The Big Data concept is still relatively new but the concept inside is very old: If you have more and more data, you can eliminate ambiguity and there are less requirements of hunches since data are self-explanatory.
That is a very old idea coming from I.T. people. However, reality always insisted in delaying the moment when that can be accomplished. There are two problems to get there:
- As data grow, it is more necessary a context analysis to decide which one are relevant and which others can be safely ignored.
- At the other side of the table, we could have people trying to misguide automatic decision supporting systems. Actually, the so-called SEO (Search Engine Optimization) could be properly renamed GAD (Google Algorithm Deception) to explain more clearly what it is intended to do.
Perhaps, by now, Big Data could be less prone to the second problem than anyone performing Web Analytics. Web has become the battlefield for a quiet fight:
By one side, the ones trying to get better positions for them and the positive news about them. These are also the ones who try to hide negative news throwing positive ones and repeating them to be sure that the bad ones remain hidden in search results.
By the other side, we have the Masters of Measurement. They try to get magic algorithms able to avoid tricks from the first ones, unless they decide paying for their services.
Big Data has an advantage over Web data: If a company can have its own data sources, they can be more reliable, more expensive to deceive and any attempt could be quite easily visible. Even though, this is not new: During the II World War, knowing how successful a bombing had been was not a matter of reading German newspapers or listening to German radio stations.
The practice known as content analysis used indirect indicators like funerals or burials information that could be more informative if and only if the enemy did not know that these data were used to get information. In this same context, before D-Day, some heavily defended places with rubber-made tanks tried to fool reconnaissance planes about the place where the invasion was to start. That practice has remained for a long time. Actually, it was used even in the Gulf War, adding to the rubber tanks heat sources aimed to deceive infrared detectors, who should get a similar picture to the one coming from running engines.
Deceiving Big Data will be harder than deceiving Internet data but, once known who is using specific data and what is doing with them, there will be always a way to do this. An easy example: Inflation indicators: A Government can decide changing the weight in the different variables or changing prices of Government-controlled prices to get a favorable picture. In the same way, if Big Data is used to give information to external parties, we should not need someone from outside trying to deceive the system. That should be done from inside.
Anyway, the big problem is about the first point: Data without a context are worthless…and the context could be moving faster than any algorithm designed to give meaning to the data. Many surprising outcomes have happened in places where all the information was available. However, that information has been correctly read only after a major disaster. For instance, emergence of new political parties could be seen but, if major players decided to dismiss them, it comes as a surprise for them, even though data were available. The problem was in the decision about what deserves to be analyzed and how to do it, not in the data themselves.
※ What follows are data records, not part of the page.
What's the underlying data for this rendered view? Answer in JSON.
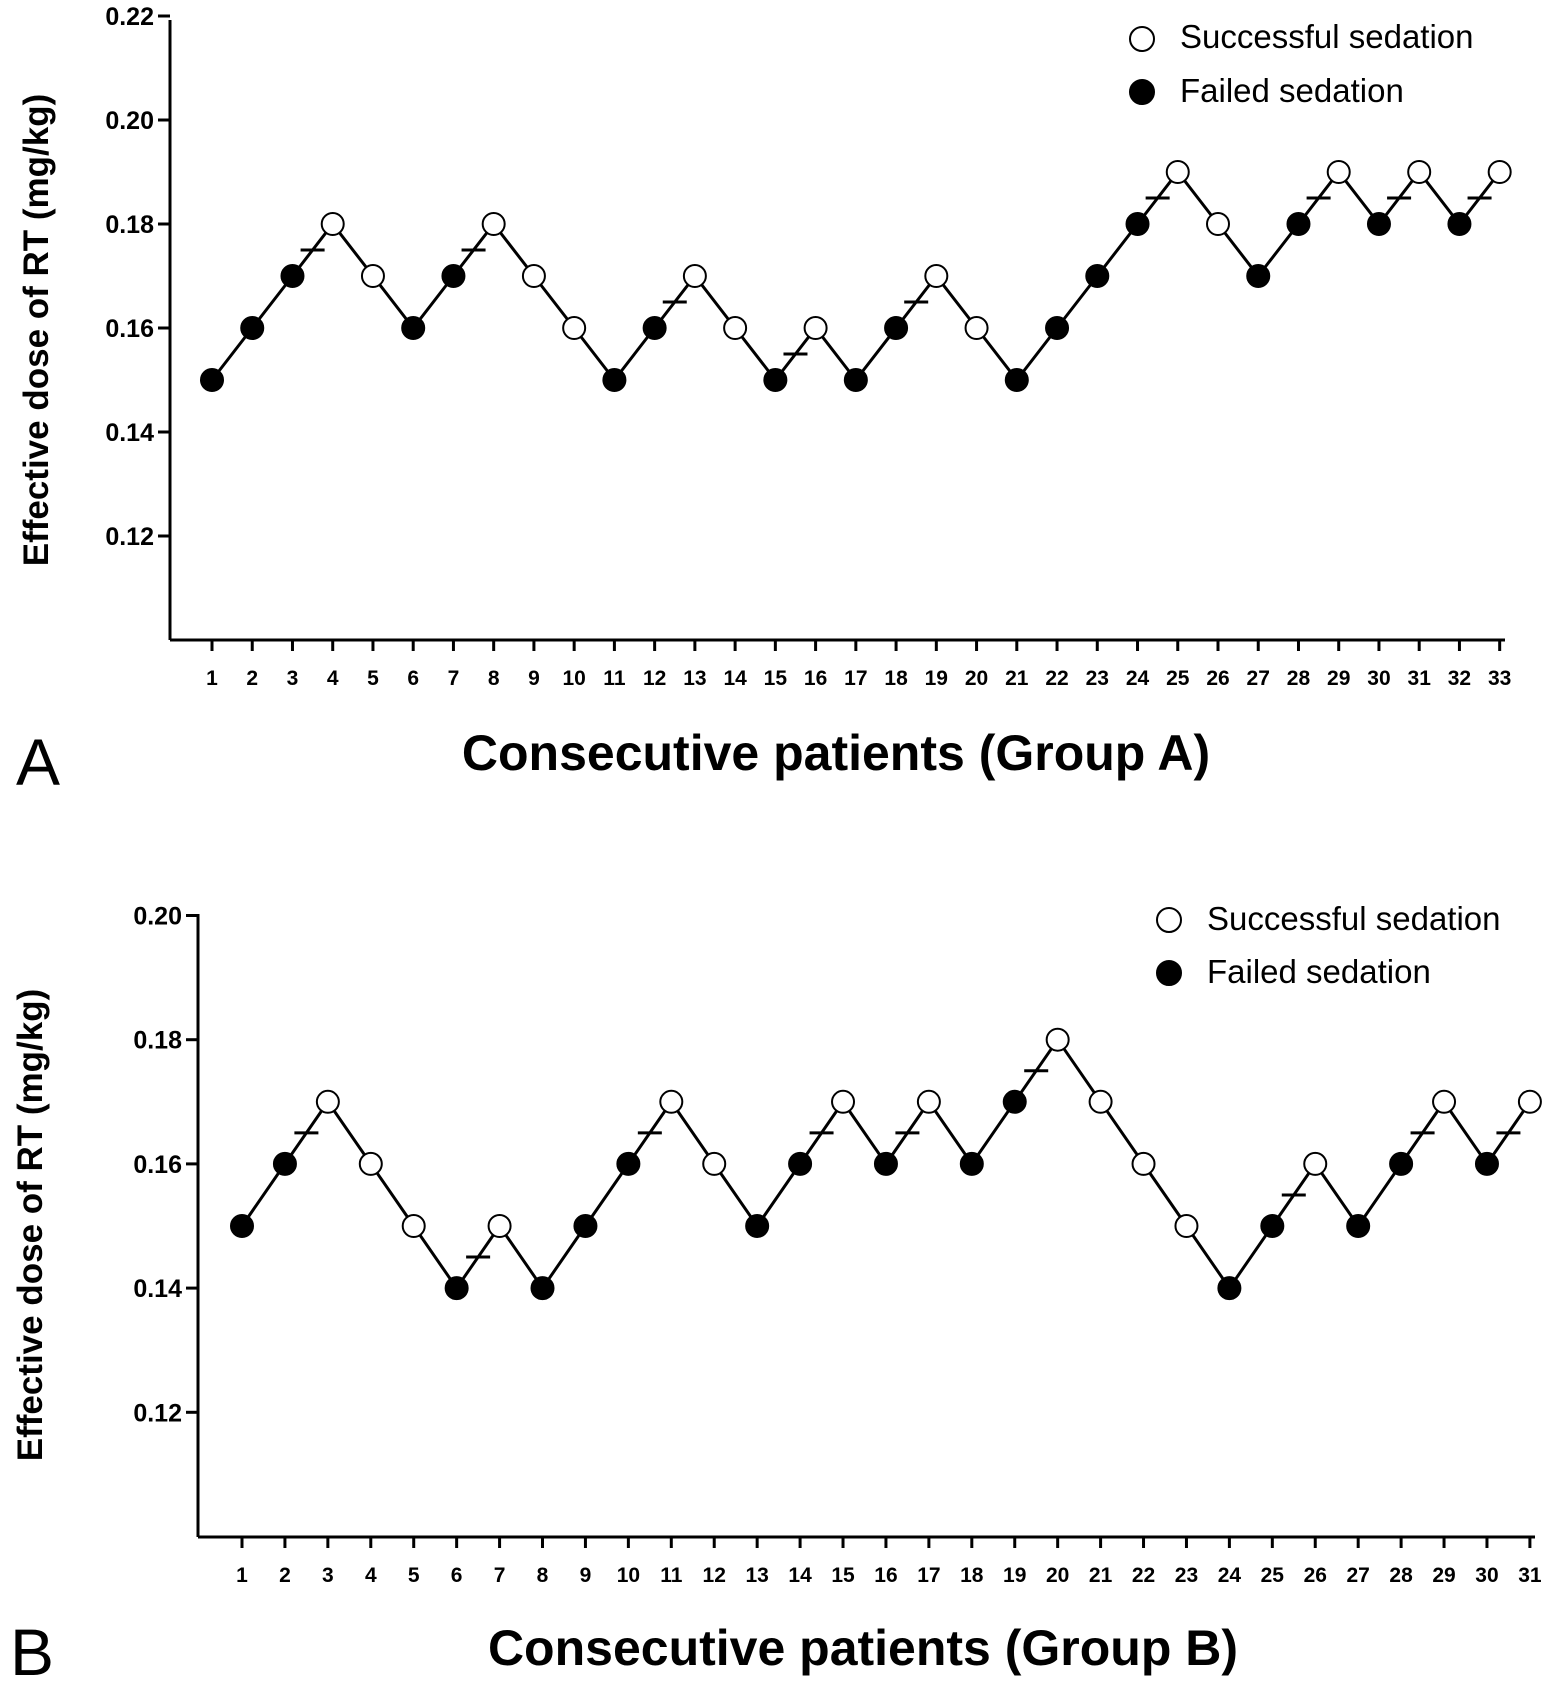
{
  "legend": {
    "success_label": "Successful sedation",
    "failure_label": "Failed sedation"
  },
  "colors": {
    "success_fill": "#ffffff",
    "failure_fill": "#000000",
    "ink": "#000000"
  },
  "chart_data": [
    {
      "panel": "A",
      "type": "scatter",
      "title": "",
      "xlabel": "Consecutive patients (Group A)",
      "ylabel": "Effective dose of RT (mg/kg)",
      "ylim": [
        0.1,
        0.22
      ],
      "yticks": [
        0.12,
        0.14,
        0.16,
        0.18,
        0.2,
        0.22
      ],
      "ytick_labels": [
        "0.12",
        "0.14",
        "0.16",
        "0.18",
        "0.20",
        "0.22"
      ],
      "x": [
        1,
        2,
        3,
        4,
        5,
        6,
        7,
        8,
        9,
        10,
        11,
        12,
        13,
        14,
        15,
        16,
        17,
        18,
        19,
        20,
        21,
        22,
        23,
        24,
        25,
        26,
        27,
        28,
        29,
        30,
        31,
        32,
        33
      ],
      "xtick_labels": [
        "1",
        "2",
        "3",
        "4",
        "5",
        "6",
        "7",
        "8",
        "9",
        "10",
        "11",
        "12",
        "13",
        "14",
        "15",
        "16",
        "17",
        "18",
        "19",
        "20",
        "21",
        "22",
        "23",
        "24",
        "25",
        "26",
        "27",
        "28",
        "29",
        "30",
        "31",
        "32",
        "33"
      ],
      "values": [
        0.15,
        0.16,
        0.17,
        0.18,
        0.17,
        0.16,
        0.17,
        0.18,
        0.17,
        0.16,
        0.15,
        0.16,
        0.17,
        0.16,
        0.15,
        0.16,
        0.15,
        0.16,
        0.17,
        0.16,
        0.15,
        0.16,
        0.17,
        0.18,
        0.19,
        0.18,
        0.17,
        0.18,
        0.19,
        0.18,
        0.19,
        0.18,
        0.19
      ],
      "outcome": [
        "failed",
        "failed",
        "failed",
        "success",
        "success",
        "failed",
        "failed",
        "success",
        "success",
        "success",
        "failed",
        "failed",
        "success",
        "success",
        "failed",
        "success",
        "failed",
        "failed",
        "success",
        "success",
        "failed",
        "failed",
        "failed",
        "failed",
        "success",
        "success",
        "failed",
        "failed",
        "success",
        "failed",
        "success",
        "failed",
        "success"
      ],
      "crossover_midpoints": [
        {
          "x": 3.5,
          "y": 0.175
        },
        {
          "x": 7.5,
          "y": 0.175
        },
        {
          "x": 12.5,
          "y": 0.165
        },
        {
          "x": 15.5,
          "y": 0.155
        },
        {
          "x": 18.5,
          "y": 0.165
        },
        {
          "x": 24.5,
          "y": 0.185
        },
        {
          "x": 28.5,
          "y": 0.185
        },
        {
          "x": 30.5,
          "y": 0.185
        },
        {
          "x": 32.5,
          "y": 0.185
        }
      ],
      "legend_position": "top-right"
    },
    {
      "panel": "B",
      "type": "scatter",
      "title": "",
      "xlabel": "Consecutive patients (Group B)",
      "ylabel": "Effective dose of RT (mg/kg)",
      "ylim": [
        0.1,
        0.2
      ],
      "yticks": [
        0.12,
        0.14,
        0.16,
        0.18,
        0.2
      ],
      "ytick_labels": [
        "0.12",
        "0.14",
        "0.16",
        "0.18",
        "0.20"
      ],
      "x": [
        1,
        2,
        3,
        4,
        5,
        6,
        7,
        8,
        9,
        10,
        11,
        12,
        13,
        14,
        15,
        16,
        17,
        18,
        19,
        20,
        21,
        22,
        23,
        24,
        25,
        26,
        27,
        28,
        29,
        30,
        31
      ],
      "xtick_labels": [
        "1",
        "2",
        "3",
        "4",
        "5",
        "6",
        "7",
        "8",
        "9",
        "10",
        "11",
        "12",
        "13",
        "14",
        "15",
        "16",
        "17",
        "18",
        "19",
        "20",
        "21",
        "22",
        "23",
        "24",
        "25",
        "26",
        "27",
        "28",
        "29",
        "30",
        "31"
      ],
      "values": [
        0.15,
        0.16,
        0.17,
        0.16,
        0.15,
        0.14,
        0.15,
        0.14,
        0.15,
        0.16,
        0.17,
        0.16,
        0.15,
        0.16,
        0.17,
        0.16,
        0.17,
        0.16,
        0.17,
        0.18,
        0.17,
        0.16,
        0.15,
        0.14,
        0.15,
        0.16,
        0.15,
        0.16,
        0.17,
        0.16,
        0.17
      ],
      "outcome": [
        "failed",
        "failed",
        "success",
        "success",
        "success",
        "failed",
        "success",
        "failed",
        "failed",
        "failed",
        "success",
        "success",
        "failed",
        "failed",
        "success",
        "failed",
        "success",
        "failed",
        "failed",
        "success",
        "success",
        "success",
        "success",
        "failed",
        "failed",
        "success",
        "failed",
        "failed",
        "success",
        "failed",
        "success"
      ],
      "crossover_midpoints": [
        {
          "x": 2.5,
          "y": 0.165
        },
        {
          "x": 6.5,
          "y": 0.145
        },
        {
          "x": 10.5,
          "y": 0.165
        },
        {
          "x": 14.5,
          "y": 0.165
        },
        {
          "x": 16.5,
          "y": 0.165
        },
        {
          "x": 19.5,
          "y": 0.175
        },
        {
          "x": 25.5,
          "y": 0.155
        },
        {
          "x": 28.5,
          "y": 0.165
        },
        {
          "x": 30.5,
          "y": 0.165
        }
      ],
      "legend_position": "top-right"
    }
  ]
}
Other times, the problem comes from fast changes in the context that are not included in the variables to analyze. In the case of Spain, we can speak about the changes that 11M, and how it was managed by the different players, supposed in the election three days after. In another election, everybody had a clear idea about who was going to get a position that required an alliance. Good reasons advised an agreement and data showed that everybody was sure that the agreement was coming…but it wasn’t. One of the players was so sure that things were already done that tried to impose conditions that the other players saw as unacceptable. Consequence: The desired position was to the hands of a third player. Very recently, twopeople, both considered as growing stars, can have spoiled their options in minor incidents.
In short, we can have a huge amount of data but we cannot analyze all of them but the ones considered as relevant. At doing that, there is not an algorithm or an amount of data that can be a good replacement for an analysis performed by human experts. An algorithm or automatic system can be fooled, even by another automatic system designed to do that, context analysis can lose important variables that have been misjudged and sudden changes in the context cannot be anticipated by any automatic system.
Big Data can be helpful if rationally used. Otherwise, it will become another fad or worse: It could become a standard and nobody would dare deciding against a machine with a lot of data and an algorithm, even when they are wrong.